Title:Solitons induced by an in-plane magnetic field in rhombohedral multilayer graphene

Abstract:We model the influence of an in-plane magnetic field on the orbital motion of electrons in rhombohedral graphene multilayers. For zero field, the low-energy band structure includes a pair of flat bands near zero energy which are localized on the surface layers of a finite thin film. For finite field, we find that the zero-energy bands persist and that level bifurcations occur at energies determined by the component of the in-plane wave vector $q$ that is parallel to the external field. The occurrence of level bifurcations is explained by invoking semiclassical quantization of the zero field Fermi surface of rhombohedral graphite.
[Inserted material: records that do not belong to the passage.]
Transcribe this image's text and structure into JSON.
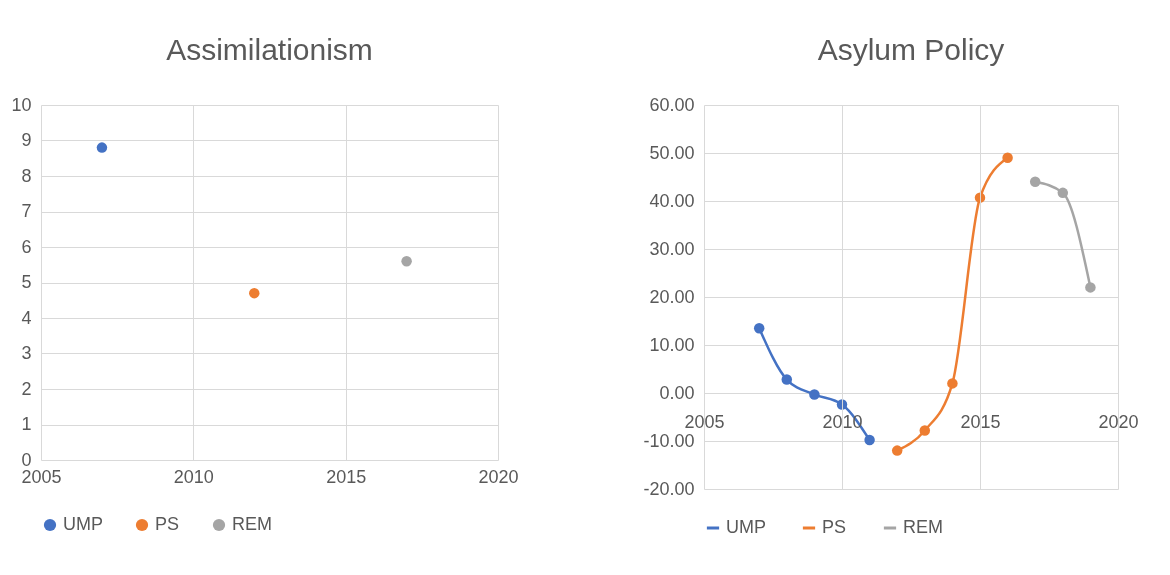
{
  "chart_data": [
    {
      "type": "scatter",
      "title": "Assimilationism",
      "xlim": [
        2005,
        2020
      ],
      "xticks": [
        2005,
        2010,
        2015,
        2020
      ],
      "ylim": [
        0,
        10
      ],
      "yticks": [
        0,
        1,
        2,
        3,
        4,
        5,
        6,
        7,
        8,
        9,
        10
      ],
      "grid": true,
      "legend": "bottom",
      "marker": "circle",
      "series": [
        {
          "name": "UMP",
          "color": "#4472c4",
          "x": [
            2007
          ],
          "values": [
            8.8
          ]
        },
        {
          "name": "PS",
          "color": "#ed7d31",
          "x": [
            2012
          ],
          "values": [
            4.7
          ]
        },
        {
          "name": "REM",
          "color": "#a5a5a5",
          "x": [
            2017
          ],
          "values": [
            5.6
          ]
        }
      ]
    },
    {
      "type": "line",
      "title": "Asylum Policy",
      "xlim": [
        2005,
        2020
      ],
      "xticks": [
        2005,
        2010,
        2015,
        2020
      ],
      "ylim": [
        -20,
        60
      ],
      "yticks": [
        {
          "value": -20,
          "label": "-20.00"
        },
        {
          "value": -10,
          "label": "-10.00"
        },
        {
          "value": 0,
          "label": "0.00"
        },
        {
          "value": 10,
          "label": "10.00"
        },
        {
          "value": 20,
          "label": "20.00"
        },
        {
          "value": 30,
          "label": "30.00"
        },
        {
          "value": 40,
          "label": "40.00"
        },
        {
          "value": 50,
          "label": "50.00"
        },
        {
          "value": 60,
          "label": "60.00"
        }
      ],
      "grid": true,
      "legend": "bottom",
      "marker": "circle",
      "line_style": "solid",
      "series": [
        {
          "name": "UMP",
          "color": "#4472c4",
          "x": [
            2007,
            2008,
            2009,
            2010,
            2011
          ],
          "values": [
            13.5,
            2.8,
            -0.3,
            -2.4,
            -9.8
          ]
        },
        {
          "name": "PS",
          "color": "#ed7d31",
          "x": [
            2012,
            2013,
            2014,
            2015,
            2016
          ],
          "values": [
            -12,
            -7.8,
            2,
            40.7,
            49
          ]
        },
        {
          "name": "REM",
          "color": "#a5a5a5",
          "x": [
            2017,
            2018,
            2019
          ],
          "values": [
            44,
            41.7,
            22
          ]
        }
      ]
    }
  ]
}
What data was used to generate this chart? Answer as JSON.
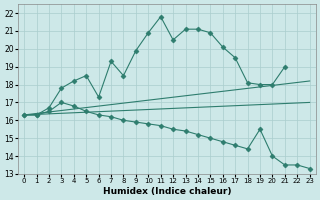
{
  "xlabel": "Humidex (Indice chaleur)",
  "bg_color": "#cde8e8",
  "grid_color": "#aacece",
  "line_color": "#2e7d6e",
  "xlim": [
    -0.5,
    23.5
  ],
  "ylim": [
    13,
    22.5
  ],
  "yticks": [
    13,
    14,
    15,
    16,
    17,
    18,
    19,
    20,
    21,
    22
  ],
  "xticks": [
    0,
    1,
    2,
    3,
    4,
    5,
    6,
    7,
    8,
    9,
    10,
    11,
    12,
    13,
    14,
    15,
    16,
    17,
    18,
    19,
    20,
    21,
    22,
    23
  ],
  "series": [
    {
      "x": [
        0,
        1,
        2,
        3,
        4,
        5,
        6,
        7,
        8,
        9,
        10,
        11,
        12,
        13,
        14,
        15,
        16,
        17,
        18,
        19,
        20,
        21
      ],
      "y": [
        16.3,
        16.3,
        16.7,
        17.8,
        18.2,
        18.5,
        17.3,
        19.3,
        18.5,
        19.9,
        20.9,
        21.8,
        20.5,
        21.1,
        21.1,
        20.9,
        20.1,
        19.5,
        18.1,
        18.0,
        18.0,
        19.0
      ],
      "marker": "D",
      "markersize": 2.5,
      "lw": 0.8
    },
    {
      "x": [
        0,
        23
      ],
      "y": [
        16.3,
        18.2
      ],
      "marker": null,
      "markersize": 0,
      "lw": 0.8
    },
    {
      "x": [
        0,
        23
      ],
      "y": [
        16.3,
        17.0
      ],
      "marker": null,
      "markersize": 0,
      "lw": 0.8
    },
    {
      "x": [
        0,
        1,
        2,
        3,
        4,
        5,
        6,
        7,
        8,
        9,
        10,
        11,
        12,
        13,
        14,
        15,
        16,
        17,
        18,
        19,
        20,
        21,
        22,
        23
      ],
      "y": [
        16.3,
        16.3,
        16.5,
        17.0,
        16.8,
        16.5,
        16.3,
        16.2,
        16.0,
        15.9,
        15.8,
        15.7,
        15.5,
        15.4,
        15.2,
        15.0,
        14.8,
        14.6,
        14.4,
        15.5,
        14.0,
        13.5,
        13.5,
        13.3
      ],
      "marker": "D",
      "markersize": 2.5,
      "lw": 0.8
    }
  ]
}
We find parameter regions with a single isoenergetic contour of Berry phase zero corresponding to a conventional Landau level spectrum and regions with two isoenergetic contours, each of Berry phase $\pi$, corresponding to a Dirac-like spectrum of levels. We write down an analogous one-dimensional tight-binding model and relate the persistence of the zero-energy bands in large magnetic fields to a soliton texture supporting zero-energy states in the Su-Schreiffer-Heeger model. We show that different states contributing to the zero-energy flat bands in rhombohedral graphene multilayers in a large field, as determined by the wave vector $q$, are localized on different bulk layers of the system, not just the surfaces.